Residents at Thursday’s meeting heard first from a panel of expert speakers — researchers, campaigners and people who deal with the consequences of children’s social media use in their work every day.
The data presented at the meeting made for uncomfortable reading. According to the Children’s Commissioner for Wales and Ofcom, one in five children in Wales spends more than seven hours a day on a screen — and most children aged between three and five already have their own social media profile.

The audience then shared their own experiences, and the room was not of one mind. There were parents who want action now, convinced that social media is damaging their children’s wellbeing and mental health. There were others who questioned whether an age limit could be meaningfully policed — and whether it might drive young people further underground online rather than protecting them.
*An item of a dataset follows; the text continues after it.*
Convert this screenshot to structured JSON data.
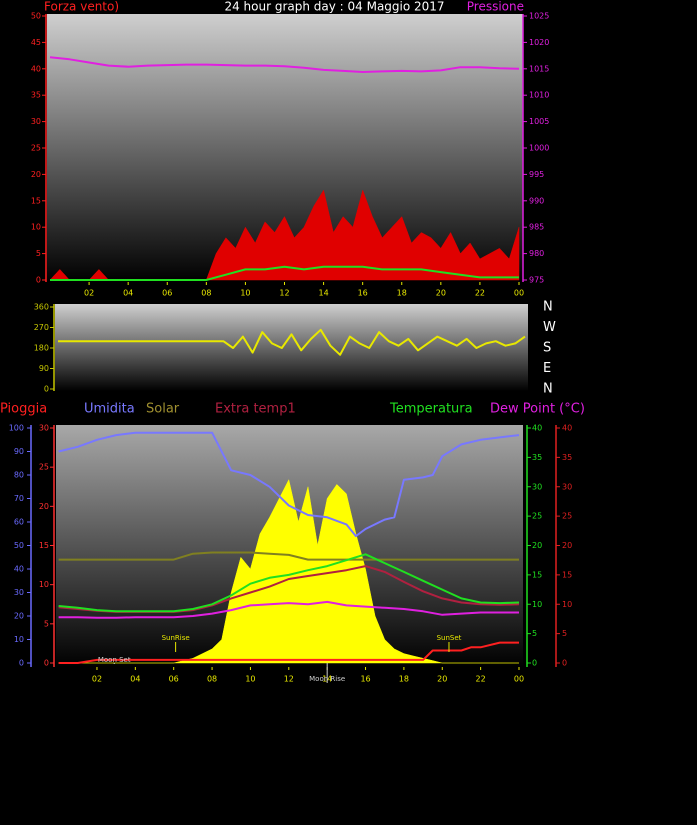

Bell said the quality of the debate had struck him. “This public debate showed just how deeply people in Swansea care about this issue,” he said. “Parents, teachers and young people themselves all recognise that technology has transformed childhood in ways we are only beginning to understand.”
He added that the issue felt personal as well as political. “Many of us do already know how much we’d have missed out on as a teenager if the time and attention sink of social media had got in the way,” he said.
The concerns raised in Swansea are not new — and not unique to the city. A Bridgend school warned last year that pupils could face expulsion over abusive TikTok posts. Research published on Safer Internet Day found that half of parents had never spoken to their children about harmful online content. And more than 60 Labour MPs have now backed calls for a ban — among them local MPs Tonia Antoniazzi and Henry Tufnell.
The political pressure on the government to act is growing. Australia introduced a full ban on social media for under-16s last year, becoming the first country in the world to do so, and the move sparked intense debate in Westminster about whether the UK should follow suit.
But critics of an outright ban — including some who spoke at Thursday’s meeting — argue that determined teenagers will simply find workarounds, and that the real answer lies in better platform regulation and education rather than blanket restrictions that may prove unenforceable.

What is not in dispute is the scale of the problem. The Llanelli MP’s office has described parents being shocked to discover their children had secret online identities — building up lives in apps their parents had never heard of, talking to strangers, and consuming content far removed from what they had been allowed to access at home.
Bell urged everyone who could not make Thursday’s meeting to respond to the consultation directly before the deadline. “The experiences and differing views everyone shared will be fed directly into the Government’s consultation,” he said.
“For anyone that couldn’t make it along, there is still time to have your voice heard — please do fill in the survey on my website and ensure the UK Government has heard your views before decisions about further action are taken,” he added.
The consultation closes on 26 May. Responses can be submitted via Torsten Bell’s website at torsten-bell.com.